金襴屋:我が社は大体、神社仏閣に使われる類の布地を織って口に糊しております。
なのに、自分の所の布がどの様に使われているのか、実はあまり知りません。とほほ。お寺に行くといったら盆暮れお彼岸の菩提寺くらいであまり行きませんしねえ。

「このままではいかん!どげんかせんといかん!」とそのまんま東氏改め東国原英夫氏が有名にした宮崎の方言をつぶやきつつ、こぶしを握ってしまいました。

という訳でふらふらとお寺を覗いて金襴を探したり身近な所で京都に沢山にいはるお地蔵さんを覗いて金襴を探しています。
さすがに法衣は見かけない・・・。
金襴の法衣を着ているようなお坊さんというのはとても立派な法要の時などで、そういうときにカメラをパシャパシャ撮る勇気は私にありません・・・。

で、今日は室町通今出川通り上るところにあるお地蔵さん。

室町通はその名のとおり「室町幕府」が置かれていたところ。今は普通の住宅地です。いや、同志社パワーに満ちているかもしれません。同志社さんが「いったんは京都近郊に退いたけれどやはりブランド力を持つ為に本店?同志社発祥の地である烏丸今出川の地に近い所に同志社を集めよう!よしっ!がんばれ~~!」という事でここらへんは土地が開いた瞬間に同志社さんの建物が建っていくとしか思えないくらい、同志社関係の建物がどんどん建ってきています。学校は文化。いいかんじです。

今時の学生さんの品行方正さと礼儀正しさに期待してここらへんが楽しく盛り上がってくれたら嬉しいなあと近所のおばちゃんとしては思っています。

室町今出川上るの御地蔵さん

室町今出川上るの御地蔵さん

コンクリートの祠です。柱は何で出来てるんでしょうね。

室町今出川上るの御地蔵さん

室町今出川上るの御地蔵さん

お顔もとても可愛いお顔です。昼下がりの電車に乗ってしまったお腹いっぱいでねむねむになってきた子供みたい。自転車の後ろでもこんな顔で寝てる子供がいはりますよね。

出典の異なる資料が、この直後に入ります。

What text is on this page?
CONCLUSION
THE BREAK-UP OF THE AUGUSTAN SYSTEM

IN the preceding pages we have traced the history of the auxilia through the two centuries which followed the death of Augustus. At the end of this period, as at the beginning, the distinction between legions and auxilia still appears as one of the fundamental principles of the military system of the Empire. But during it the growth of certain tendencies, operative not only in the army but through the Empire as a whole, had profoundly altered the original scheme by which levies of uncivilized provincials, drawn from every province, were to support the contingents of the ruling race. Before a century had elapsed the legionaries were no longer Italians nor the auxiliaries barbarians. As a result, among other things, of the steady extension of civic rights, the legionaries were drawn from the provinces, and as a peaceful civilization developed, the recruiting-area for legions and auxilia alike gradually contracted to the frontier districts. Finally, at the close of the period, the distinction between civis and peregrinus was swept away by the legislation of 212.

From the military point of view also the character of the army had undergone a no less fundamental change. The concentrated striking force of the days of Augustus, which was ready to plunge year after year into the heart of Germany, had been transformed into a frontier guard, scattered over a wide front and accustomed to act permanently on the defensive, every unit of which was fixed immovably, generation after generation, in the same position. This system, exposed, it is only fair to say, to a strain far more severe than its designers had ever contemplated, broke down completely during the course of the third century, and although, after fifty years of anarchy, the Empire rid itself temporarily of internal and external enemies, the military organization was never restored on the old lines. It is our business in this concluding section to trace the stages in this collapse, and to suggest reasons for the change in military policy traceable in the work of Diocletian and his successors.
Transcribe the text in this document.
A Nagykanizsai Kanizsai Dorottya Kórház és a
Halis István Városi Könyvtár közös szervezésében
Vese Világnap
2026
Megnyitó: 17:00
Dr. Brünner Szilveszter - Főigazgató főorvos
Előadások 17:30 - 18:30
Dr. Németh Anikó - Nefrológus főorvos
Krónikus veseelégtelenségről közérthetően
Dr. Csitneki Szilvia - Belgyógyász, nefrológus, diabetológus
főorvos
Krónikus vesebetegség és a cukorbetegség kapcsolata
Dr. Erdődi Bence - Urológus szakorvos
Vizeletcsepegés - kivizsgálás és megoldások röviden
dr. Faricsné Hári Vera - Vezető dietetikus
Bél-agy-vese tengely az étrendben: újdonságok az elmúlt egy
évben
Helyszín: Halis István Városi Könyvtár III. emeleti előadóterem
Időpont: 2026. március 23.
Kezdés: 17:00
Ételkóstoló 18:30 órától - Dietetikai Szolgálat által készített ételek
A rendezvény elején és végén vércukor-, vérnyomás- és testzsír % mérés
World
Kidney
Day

室町今出川上るの御地蔵さん室町今出川上るの御地蔵さん

室町今出川上るの御地蔵さん

残念ながら金襴ではありませんでした。花柄のプリント地です。でも、お地蔵さんのお顔が素敵なので載せてみました。

今日も御覧頂きありがとうございました♡

最初に剣客商売の話など始めてしまったのでまた読みたくなってきました。最初に出会ったのは20代前半。それから40の今まで何回読み返したかなあ。何がすきかというと、良い事と悪い事はつねにつながっていて誰だって良い事もすれば悪い事もする、という考えが素敵でした。人に善悪をつける事は出来ないというまるで日本の八百万信仰のような話。ついつい出来事に色をつけてしまいたくなる私に、物事は色んな方面から見るようにというありがたい教えでした。全然身についていませんが・・・。一緒にてんぷら食べたかったなあ。